-- Но ты мне про своего нового приятеля до сего времени ничего не сказывал?
-- Не сказывал, потому что ознакомились-то мы с ним только вчерашний день.
-- Не тогда ли, когда ты отпросился у меня в Кремль -- поглядеть на царский выход из Успенского собора?
-- Как раз. Как сняли тут все свои шапки, глядь, у одного малого лоб выбрит тоже по-хохлацки. Ну, а свой своему поневоле брат. Я -- к нему; разговорились. Стал он тут бахвалиться передо мной хоромами своего боярина, да расписал такие чудеса, что меня сумление взяло.
-- Коли не веришь, -- говорит, -- так зайди хоть нарочно: весь терем его тебе сверху до низу покажу.
-- Так вот боярин твой, -- говорю, -- и дозволит нам расхаживать по своему терему!
-- Вестимо, -- говорит, -- без него. Примерно завтра они с боярыней званы во дворец на вечерний пляс. Заходи вечерком...
-- И ты зашел, не спросясь даже у меня?
-- Да ведь ты, княже, меня в дом к ним, пожалуй, и не пустил бы...
-- А! Так боярин этот из моих недоброжелателей? Уж не князь ли Татев?
-- Ой, нет, нет! К этому людоеду я и сам бы не сунулся. Так вот, прихожу я туда, обошли мы этак три-четыре палаты, осмотрели всякую штуку, как вдруг под окнами грохот. Что такое? Ан подкатила колымага, господа вернулись уже из дворца.
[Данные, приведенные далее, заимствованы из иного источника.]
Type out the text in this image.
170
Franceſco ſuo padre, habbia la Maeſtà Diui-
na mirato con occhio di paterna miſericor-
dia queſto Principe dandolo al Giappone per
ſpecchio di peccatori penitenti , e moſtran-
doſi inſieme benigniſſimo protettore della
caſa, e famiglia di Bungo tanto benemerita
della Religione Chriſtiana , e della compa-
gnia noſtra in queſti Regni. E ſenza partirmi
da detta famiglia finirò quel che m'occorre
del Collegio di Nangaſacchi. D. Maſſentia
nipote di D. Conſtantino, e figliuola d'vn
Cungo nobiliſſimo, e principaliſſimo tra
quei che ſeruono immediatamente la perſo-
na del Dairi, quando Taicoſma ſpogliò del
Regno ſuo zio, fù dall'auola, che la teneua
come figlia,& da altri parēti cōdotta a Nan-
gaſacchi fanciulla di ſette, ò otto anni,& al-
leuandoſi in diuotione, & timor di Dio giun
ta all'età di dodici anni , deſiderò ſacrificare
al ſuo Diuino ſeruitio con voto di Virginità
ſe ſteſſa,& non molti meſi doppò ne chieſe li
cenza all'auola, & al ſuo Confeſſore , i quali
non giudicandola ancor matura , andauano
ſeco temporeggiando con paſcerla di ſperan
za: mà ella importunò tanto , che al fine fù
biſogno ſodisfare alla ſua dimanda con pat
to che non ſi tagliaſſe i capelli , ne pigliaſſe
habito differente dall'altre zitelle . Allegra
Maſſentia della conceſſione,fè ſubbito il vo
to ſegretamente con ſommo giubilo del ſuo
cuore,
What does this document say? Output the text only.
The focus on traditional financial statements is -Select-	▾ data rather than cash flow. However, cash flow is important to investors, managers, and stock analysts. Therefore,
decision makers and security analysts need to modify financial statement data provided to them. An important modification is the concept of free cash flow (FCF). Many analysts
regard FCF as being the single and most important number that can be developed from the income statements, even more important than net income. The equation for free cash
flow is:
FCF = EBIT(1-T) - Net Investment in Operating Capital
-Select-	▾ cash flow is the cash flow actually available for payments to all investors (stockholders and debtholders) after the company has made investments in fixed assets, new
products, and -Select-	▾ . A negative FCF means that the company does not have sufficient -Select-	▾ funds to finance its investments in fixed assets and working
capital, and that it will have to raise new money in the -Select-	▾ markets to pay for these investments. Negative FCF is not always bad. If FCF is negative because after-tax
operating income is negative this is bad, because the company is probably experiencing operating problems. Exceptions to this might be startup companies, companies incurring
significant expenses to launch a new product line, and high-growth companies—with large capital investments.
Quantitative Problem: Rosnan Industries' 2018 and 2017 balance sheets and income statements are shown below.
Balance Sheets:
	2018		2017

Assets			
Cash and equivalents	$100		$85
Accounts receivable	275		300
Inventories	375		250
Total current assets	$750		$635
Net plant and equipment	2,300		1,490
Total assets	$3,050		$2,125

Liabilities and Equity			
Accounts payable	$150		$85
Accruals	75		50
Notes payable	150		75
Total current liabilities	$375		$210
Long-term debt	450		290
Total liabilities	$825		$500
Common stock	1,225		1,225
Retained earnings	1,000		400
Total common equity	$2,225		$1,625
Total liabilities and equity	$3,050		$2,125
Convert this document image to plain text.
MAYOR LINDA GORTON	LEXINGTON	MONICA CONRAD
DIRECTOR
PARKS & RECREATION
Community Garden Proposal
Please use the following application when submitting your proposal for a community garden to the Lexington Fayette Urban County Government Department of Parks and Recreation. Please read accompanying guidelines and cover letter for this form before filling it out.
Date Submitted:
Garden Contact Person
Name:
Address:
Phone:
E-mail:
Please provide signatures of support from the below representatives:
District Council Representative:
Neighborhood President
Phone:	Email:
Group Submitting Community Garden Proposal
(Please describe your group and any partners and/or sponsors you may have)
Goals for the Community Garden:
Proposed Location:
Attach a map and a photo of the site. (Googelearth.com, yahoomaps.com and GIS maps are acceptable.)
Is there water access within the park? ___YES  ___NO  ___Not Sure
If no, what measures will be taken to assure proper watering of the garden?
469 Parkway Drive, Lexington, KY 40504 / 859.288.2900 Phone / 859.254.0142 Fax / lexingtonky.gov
Забегали тут люди по дому, заметались туда-сюда.
-- Тише вы, не шуметь! -- гаркнул боярин. -- Зажечь огни в светлице! Сейчас будут ко мне бояре на большой совет, только с заднего крыльца...
"Гай, гай! -- думаю себе. -- Во дворце веселие и пляс, а они, вишь, сбираются тут на большой совет, да крадучись с заднего крыльца. Знать, неспроста!"
-- А тебя-таки не заметили? -- прервал рассказчика Курбский.
-- Нет, мы с приятелем притулились за дверью, а как прошел далее боярин, мы шмыг в темный переход.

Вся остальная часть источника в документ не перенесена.